Mas em Salto todos condescendiam com Zé Relógio. Pelas ruas
poeirentas ele seguia infatigável dia e noite; o corpo curvado
para diante suportava o pesado móvel enquanto ele dizia a plenos
pulmões, com a força de um pregoeiro que tenta forçar
o melhor lance para a sua prenda: “Arrependei-vos, ó infiéis,
o fim do mundo está próximo; a hora está chegando.
Quem não se arrepender agora, depois será tarde demais!”

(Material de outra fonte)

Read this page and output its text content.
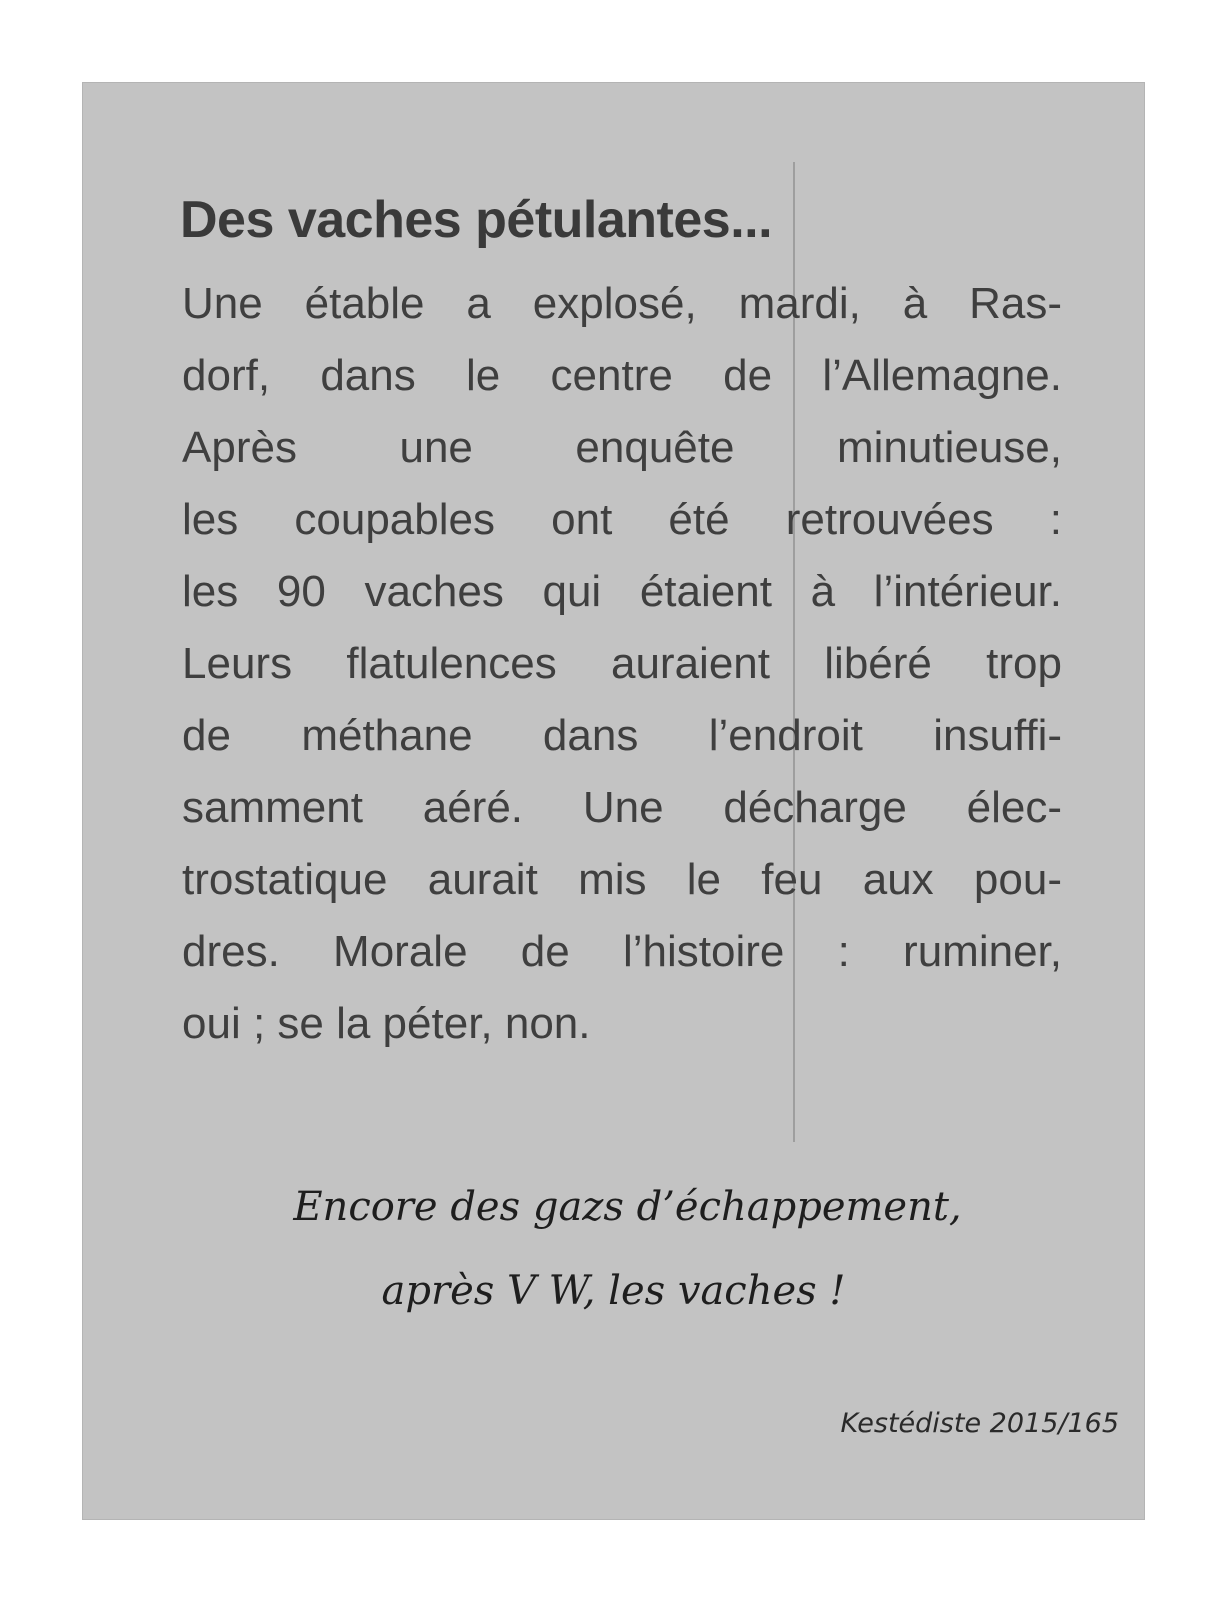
Des vaches pétulantes...
Une étable a explosé, mardi, à Ras-
dorf, dans le centre de l’Allemagne.
Après une enquête minutieuse,
les coupables ont été retrouvées :
les 90 vaches qui étaient à l’intérieur.
Leurs flatulences auraient libéré trop
de méthane dans l’endroit insuffi-
samment aéré. Une décharge élec-
trostatique aurait mis le feu aux pou-
dres. Morale de l’histoire : ruminer,
oui ; se la péter, non.
Encore des gazs d’échappement,
après V W, les vaches !
Kestédiste 2015/165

A sua confusa crença religiosa, uma mescla heterogênea de
imagens e idéias indígenas e cristãs, aprendida com
os catequizadores jesuítas, previa que na hora do fim do mundo o
seu relógio deixaria de funcionar, ditando o fatal momento da destruição.
Pouco tempo antes – ele descansava o relógio no chão, e com
um ar grave próximo da ira no rosto e os olhos esgazeados, buscava
no relógio e no céu para onde olhava alternadamente, sinais
do apocalipse que corroborassem sua teoria – fatos estranhos acontecerão
como sinal do que está por vir. E ele enumerava cada estigma com
voz incomum para um velho índio, cuja raça é silenciosa
e desconfiada: “o dia vai virar noite, as mulheres honestas vão
fornicar, os animais surpreendentemente passarão a falar e os homens
se desentenderão entre si, gerando muitas mortes e dor.” Esse último
augúrio, apostava Zé Relógio, já estava em
marcha. “Depois disso é o fim!”, dizia persuadido.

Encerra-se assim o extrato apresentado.